The Tech - Online EditionMIT's oldest and largest
newspaper & the first
newspaper published
on the web
Boston Weather: 55.0°F | Fair

Alumnus recalls wartime Washington memories

David Hamilton's review of David Brinkley's Washington Goes to War ["From Southern backwater to free world's capital: DC grows up," Feb. 14] brings back memories of my own undergraduate years at MIT.

My family was living in Arlington, VA, when I entered MIT and I spent most of the summers and holiday breaks in Washington, then commuted from New York until the last of the years of which Brinkley writes. My memories of pre-war and wartime Washington are somewhat different from his. It was not really the chaos he describes; from Brinkley's account, one might almost think the United States lost World War II. In fact, compared with other countries so engaged, the American war effort was very well run indeed.

In fairness to Brinkley, he was not actually in Washington himself until somewhat late in the war after he got out of the Army.

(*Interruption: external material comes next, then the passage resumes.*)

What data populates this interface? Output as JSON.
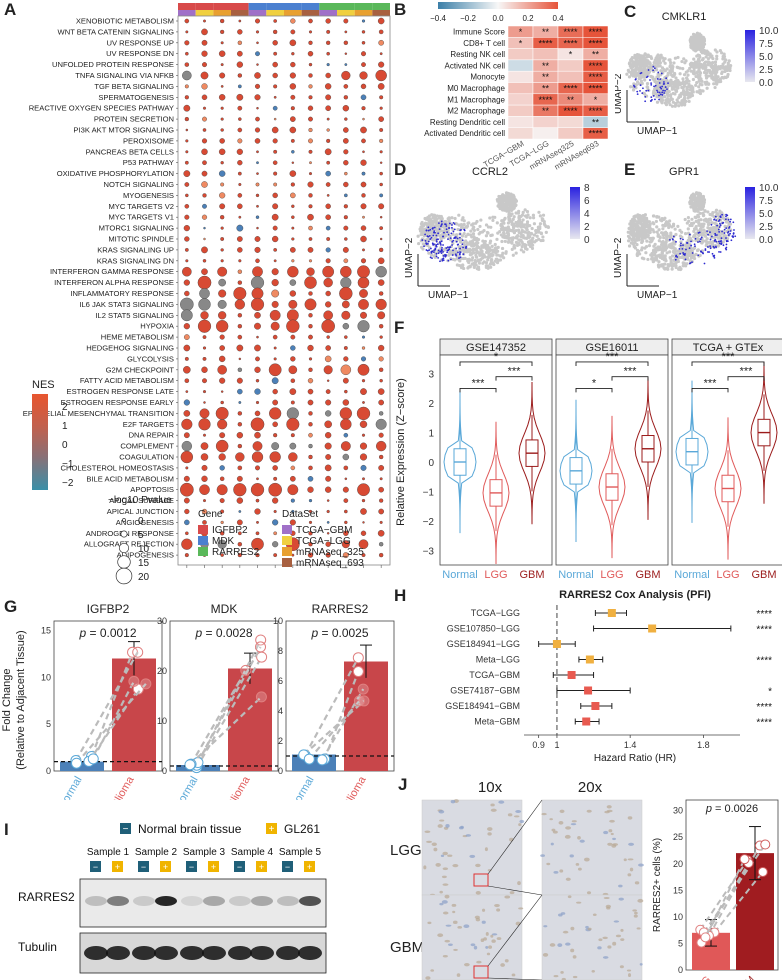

MIT students were a conservative lot in those days. One survey showed also that seniors were more conservative than freshmen, a trend contrary to that of every other educational institution in the survey. Unlike Harvard, MIT was strongly Republican. During the 1940 election campaign Franklin Delano Roosevelt came to spend an evening with his son John and his bride, then living at 520 Beacon Street. To permit easy presidential access, the city of Boston paved the back alley between Massachusetts Avenue and the Fensgate. For the President's benefit the four fraternities on Beacon Street all put up "Win With Willkie" signs in their back windows.

One last item: Hamilton's review implies there was no absentee voting for the armed services in World War II. Not so. Special federal ballots were made up for all servicemen unable to obtain absentee ballots from their home states. I voted in my first presidential election using one of those ballots in 1944.